The first NYPD cop arrested under New York's chokehold law was cleared Tuesday by a Queens grand jury that declined to indict him for using a banned chokehold.
Former NYPD Officer David Afanador - he quit the department for unrelated reasons - was charged by Queens prosecutors with using a banned chokehold to take down 35-year-old Ricky Bellevue on Beach 113th St. and Ocean Promenade in Rockaway Beach on June 21, 2020.
Grand jury proceedings are secret, and Queens DA Melinda Katz noted that the law bars her from discussing the case. Katz said she is seeking release of the grand jury minutes in hope of providing some transparency about the case.

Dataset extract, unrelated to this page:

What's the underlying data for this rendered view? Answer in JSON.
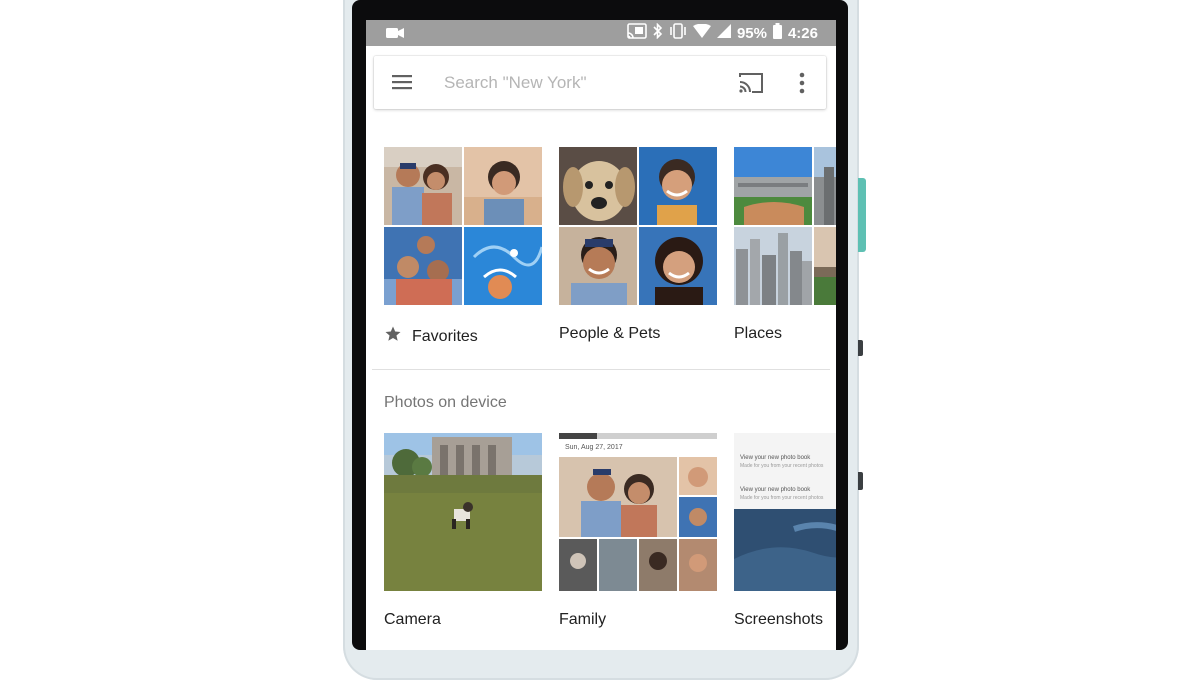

Afanador placed Bellevue in a chokehold just a week after New York passed the Eric Garner Anti-Chokehold Act, which made police use of banned chokeholds a felony. The law was named for Eric Garner, the Staten Island father of five who died after ex-NYPD officer Daniel Pantaleo put him in a chokehold in June 2014.
Afanador's lawyer, Steve Worth, said the former cop felt his use of the chokehold was justified.

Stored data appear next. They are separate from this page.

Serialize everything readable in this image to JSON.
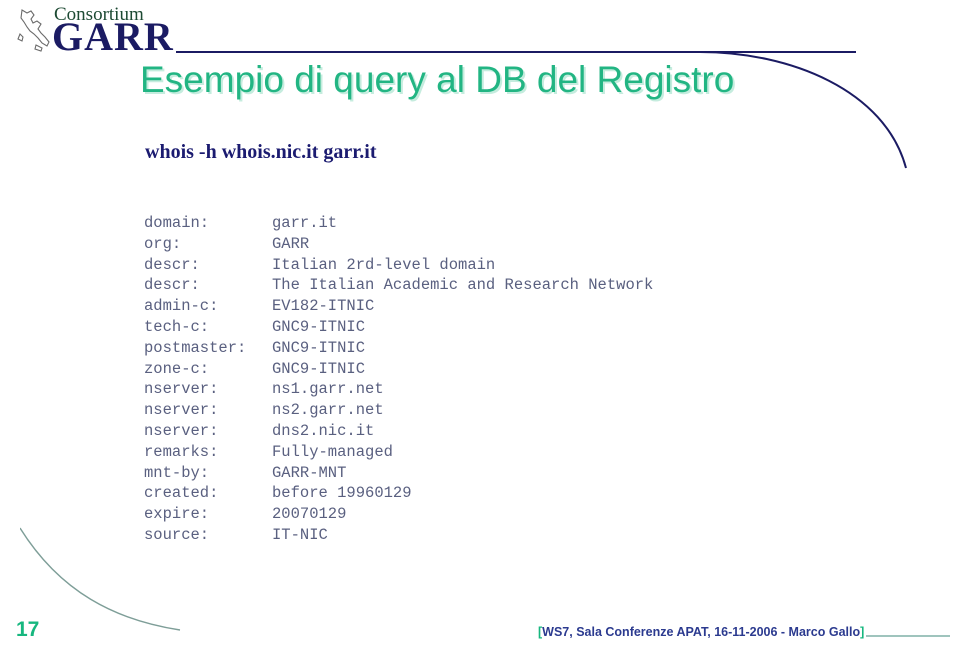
{
  "logo": {
    "map_icon": "italy-map-icon",
    "line1": "Consortium",
    "line2": "GARR",
    "green": "#1d4a33",
    "navy": "#1b1b63"
  },
  "slide": {
    "title": "Esempio di query al DB del Registro",
    "title_color": "#22b583",
    "command": "whois -h whois.nic.it garr.it",
    "command_color": "#1b1b70"
  },
  "record": {
    "text_color": "#5a6080",
    "rows": [
      {
        "key": "domain:",
        "value": "garr.it"
      },
      {
        "key": "org:",
        "value": "GARR"
      },
      {
        "key": "descr:",
        "value": "Italian 2rd-level domain"
      },
      {
        "key": "descr:",
        "value": "The Italian Academic and Research Network"
      },
      {
        "key": "admin-c:",
        "value": "EV182-ITNIC"
      },
      {
        "key": "tech-c:",
        "value": "GNC9-ITNIC"
      },
      {
        "key": "postmaster:",
        "value": "GNC9-ITNIC"
      },
      {
        "key": "zone-c:",
        "value": "GNC9-ITNIC"
      },
      {
        "key": "nserver:",
        "value": "ns1.garr.net"
      },
      {
        "key": "nserver:",
        "value": "ns2.garr.net"
      },
      {
        "key": "nserver:",
        "value": "dns2.nic.it"
      },
      {
        "key": "remarks:",
        "value": "Fully-managed"
      },
      {
        "key": "mnt-by:",
        "value": "GARR-MNT"
      },
      {
        "key": "created:",
        "value": "before 19960129"
      },
      {
        "key": "expire:",
        "value": "20070129"
      },
      {
        "key": "source:",
        "value": "IT-NIC"
      }
    ]
  },
  "footer": {
    "page_number": "17",
    "page_number_color": "#17b77f",
    "bracket_open": "[",
    "text": "WS7, Sala Conferenze APAT, 16-11-2006 - Marco Gallo",
    "bracket_close": "]",
    "text_color": "#2b3a8f",
    "bracket_color": "#17b77f"
  }
}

"He testified before the grand jury," said Worth. "They heard his testimony, and they believed his testimony that was acting in the best interest of - [that] he acted in the professional sense of an officer. He committed no crime in his actions."
"His testimony in essence was that he was keeping pressure to keep his head down, not choking him, so that the other officers could handcuff him," Worth said. "When they told him he was handcuffed, he released his hold."

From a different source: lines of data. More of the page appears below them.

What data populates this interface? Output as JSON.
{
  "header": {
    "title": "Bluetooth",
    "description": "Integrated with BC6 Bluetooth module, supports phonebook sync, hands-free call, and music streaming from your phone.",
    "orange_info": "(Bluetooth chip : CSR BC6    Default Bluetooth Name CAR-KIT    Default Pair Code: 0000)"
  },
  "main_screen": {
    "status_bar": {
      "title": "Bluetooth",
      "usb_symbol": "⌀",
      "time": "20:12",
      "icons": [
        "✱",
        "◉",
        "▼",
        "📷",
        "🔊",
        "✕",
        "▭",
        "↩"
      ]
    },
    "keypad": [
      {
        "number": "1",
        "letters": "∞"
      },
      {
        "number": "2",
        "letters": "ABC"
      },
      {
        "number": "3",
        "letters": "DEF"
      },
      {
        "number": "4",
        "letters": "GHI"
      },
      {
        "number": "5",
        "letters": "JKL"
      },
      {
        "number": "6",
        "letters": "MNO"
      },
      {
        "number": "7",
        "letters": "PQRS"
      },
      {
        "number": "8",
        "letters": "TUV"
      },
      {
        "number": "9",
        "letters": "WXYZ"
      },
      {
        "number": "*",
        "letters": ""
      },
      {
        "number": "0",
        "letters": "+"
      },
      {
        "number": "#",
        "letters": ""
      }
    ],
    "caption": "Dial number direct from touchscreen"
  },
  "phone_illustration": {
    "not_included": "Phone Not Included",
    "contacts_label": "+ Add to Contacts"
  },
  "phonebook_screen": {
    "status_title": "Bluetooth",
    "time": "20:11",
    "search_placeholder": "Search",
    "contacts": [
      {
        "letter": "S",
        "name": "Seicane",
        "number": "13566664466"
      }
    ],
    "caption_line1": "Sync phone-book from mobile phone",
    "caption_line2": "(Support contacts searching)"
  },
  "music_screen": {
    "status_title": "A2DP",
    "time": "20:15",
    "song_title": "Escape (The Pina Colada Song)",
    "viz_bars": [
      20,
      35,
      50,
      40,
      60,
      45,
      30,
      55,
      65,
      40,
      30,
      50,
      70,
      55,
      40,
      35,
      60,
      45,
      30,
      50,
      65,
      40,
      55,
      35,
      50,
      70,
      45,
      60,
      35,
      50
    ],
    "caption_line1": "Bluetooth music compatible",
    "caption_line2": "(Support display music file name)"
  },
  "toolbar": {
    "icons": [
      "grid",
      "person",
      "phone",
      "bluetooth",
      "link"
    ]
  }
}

Footage from Afanador's body-worn camera captured the incidents that led up to his use of a chokehold.
Three men taunted and insulated Afanador and some of his colleagues for about 10 minutes before one of them approached one of the cops.
Afanador claimed he saw Bellevue reach for something, and that's what caused him go after him.
"They were all talking all types of crazy stuff to us. We did nothing. I don't care. Anybody can say whatever they want to us," Afanador told a woman at the scene. "What changed everything is when he grabbed something and squared off, and was gonna hit my officer who's standing over there."
Bellevue was arrested and later released. Katz later dropped the charges against him. Bellevue's family has said he is bipolar and was not receiving psychiatric services when he enountered Afanador and the other officers.
Afanador faced up to seven years in prison if indicted and convicted of strangulation and attempted strangulation.
"This is outrageous and a miscarriage of justice," said civil rights activist Rev. Kevin McCall, who acted as the Bellevue family spokesman. "This is the third time he's getting off. Ricky Bellevue deserves justice."
A lawyer for the Bellevue family said the civil lawsuit against Afanador and the NYPD is still active.
Afandor, 39, joined the NYPD in 2005 and was investigated eight times by the Civilian Complaint Review Board before he resigned earlier this year.
In 2016, he was acquitted of assaulting a 16-year-old during a marijuana bust in Brooklyn by shoving a gun in the teen's mouth and cracking his teeth.
One of the 18 accusations against him involved excessive force for an alleged January 2010 chokehold, a claim unsubstantiated by a CCRB probe.
He resigned from the police department after an incident March 21 in which he was arrested in Long Beach for shooting into the Atlantic Ocean.
Long Beach Police responding to a report of shots fired found Afanador on the Long Beach Boardwalk near Franklin Blvd. with a loaded pistol, three loaded high-capacity magazines, and alcohol. He was with three other people, including Jennifer Sonnick, 36.
Cops believe Afanador fired into the ocean several times before handed his gun to Sonnick so she could have a turn. That case is still pending.